When they entered the men’s ward, Gholam put the tray of food on the floor, but unlike other weeks, no-one seemed to show any interest. Zari looked around at the men, with their shaved heads and soiled white gowns, sitting silently in the room. They seemed to be listening to sounds only they could hear and to which one or other of them would occasionally mumble a reply. They took the bread and dates from Gholam absent-mindedly. Zari felt depressed. It was as if today her vow had not been fulfilled since she hadn’t made anyone happy. Downhearted, she began to distribute cigarettes and matches. One patient who claimed to be the Chief Commander of the World and who always asked for the Homa brand of cigarette, took an Oshno this time and without striking a match, listlessly put the cigarette to his lips. The sun poured in through the shutterless windows, and flies buzzed sleepily around the room, exploring every nook and cranny, as well as th
e untouched food in the patients’ hands.
“Ali!” summoned the head nurse loudly. Ali was Zari’s favourite patient, a tall German-looking young man who had attempted three times to escape from the asylum. Twice his relatives had found him, each time in the neighbourhood of the high-school where he had finished five grades. The last time Gholam had found him on the hill overlooking Yusef’s garden. Apparently Ali had followed Gholam like a lamb, allowing himself to be led back quietly to the asylum. Hunger had taken its toll. He had told Gholam:
“They tricked me. They whispered to me that the airplane is ready; please get inside it and go to Europe to your uncle. I came out and no matter how hard I searched, I couldn’t find the airplane. Maybe it left without me. I have many enemies, you see.” Later he confessed, “I’ve been drinking water from the gutter and stealing bones and bread from dogs. Yesterday I grabbed a piece of raw meat from a dog, and ran away with it. I washed the meat in the gutter and ate it. My stomach turned, and now I have diarrhoea. There’s blood in it too. I really looked everywhere, but I just couldn’t find our house. I know my father made our house get lost on purpose so I wouldn’t find it.”

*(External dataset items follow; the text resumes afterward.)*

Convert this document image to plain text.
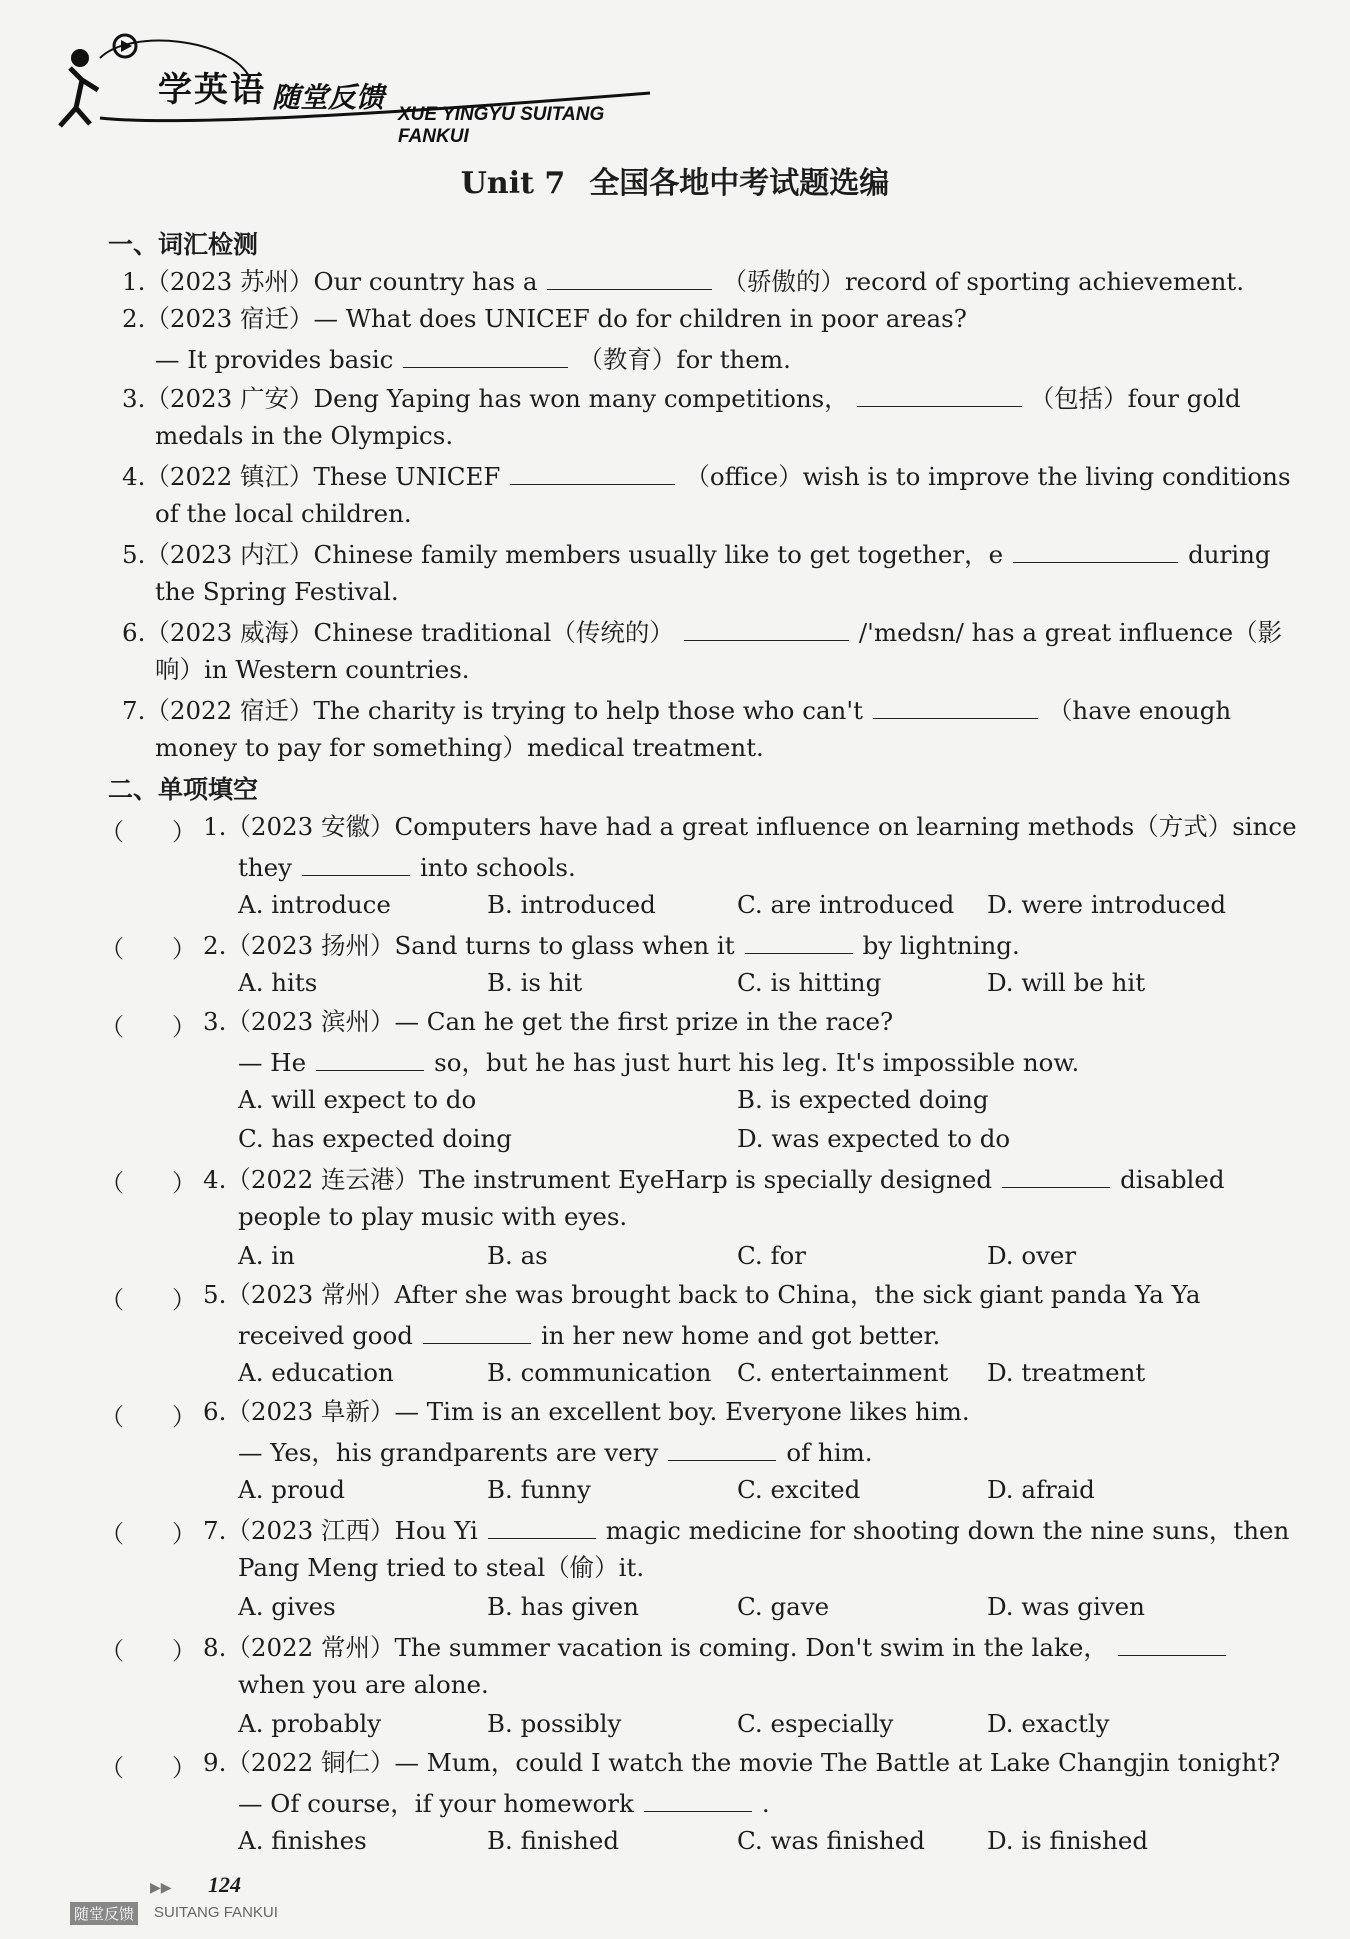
学英语 随堂反馈
XUE YINGYU SUITANG FANKUI
Unit 7 全国各地中考试题选编
一、词汇检测
1.（2023 苏州）Our country has a	（骄傲的）record of sporting achievement.
2.（2023 宿迁）— What does UNICEF do for children in poor areas?
— It provides basic	（教育）for them.
3.（2023 广安）Deng Yaping has won many competitions，	（包括）four gold
medals in the Olympics.
4.（2022 镇江）These UNICEF	（office）wish is to improve the living conditions
of the local children.
5.（2023 内江）Chinese family members usually like to get together，e	during
the Spring Festival.
6.（2023 威海）Chinese traditional（传统的）	/'medsn/ has a great influence（影
响）in Western countries.
7.（2022 宿迁）The charity is trying to help those who can't	（have enough
money to pay for something）medical treatment.
二、单项填空
（　　） 1.（2023 安徽）Computers have had a great influence on learning methods（方式）since
they	into schools.
A. introduce	B. introduced	C. are introduced D. were introduced
（　　） 2.（2023 扬州）Sand turns to glass when it	by lightning.
A. hits	B. is hit	C. is hitting	D. will be hit
（　　） 3.（2023 滨州）— Can he get the first prize in the race?
— He	so，but he has just hurt his leg. It's impossible now.
A. will expect to do	B. is expected doing
C. has expected doing	D. was expected to do
（　　） 4.（2022 连云港）The instrument EyeHarp is specially designed	disabled
people to play music with eyes.
A. in	B. as	C. for	D. over
（　　） 5.（2023 常州）After she was brought back to China，the sick giant panda Ya Ya
received good	in her new home and got better.
A. education	B. communication C. entertainment D. treatment
（　　） 6.（2023 阜新）— Tim is an excellent boy. Everyone likes him.
— Yes，his grandparents are very	of him.
A. proud	B. funny	C. excited	D. afraid
（　　） 7.（2023 江西）Hou Yi	magic medicine for shooting down the nine suns，then
Pang Meng tried to steal（偷）it.
A. gives	B. has given	C. gave	D. was given
（　　） 8.（2022 常州）The summer vacation is coming. Don't swim in the lake，
when you are alone.
A. probably	B. possibly	C. especially	D. exactly
（　　） 9.（2022 铜仁）— Mum，could I watch the movie The Battle at Lake Changjin tonight?
— Of course，if your homework	.
A. finishes	B. finished	C. was finished	D. is finished
▶▶ 124
随堂反馈 SUITANG FANKUI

From that day on, they chained Ali in the asylum basement. Zari would visit him there and take him bread and dates. He always smiled when he saw her. Once he had asked her for ‘Essential English, Part III’, and Zari had brought him one. Thereafter, he refused to speak a word in Persian, talking instead in a language no-one could understand.
Ali came in. He had lost so much weight that Zari felt distressed at the sight of him, and he did not recognize her. He threw her a blank look and, without using his invented language, proclaimed in Persian, “An attack of pliers equals typhus + famine + cheating in an exam. O madmen of the world unite!”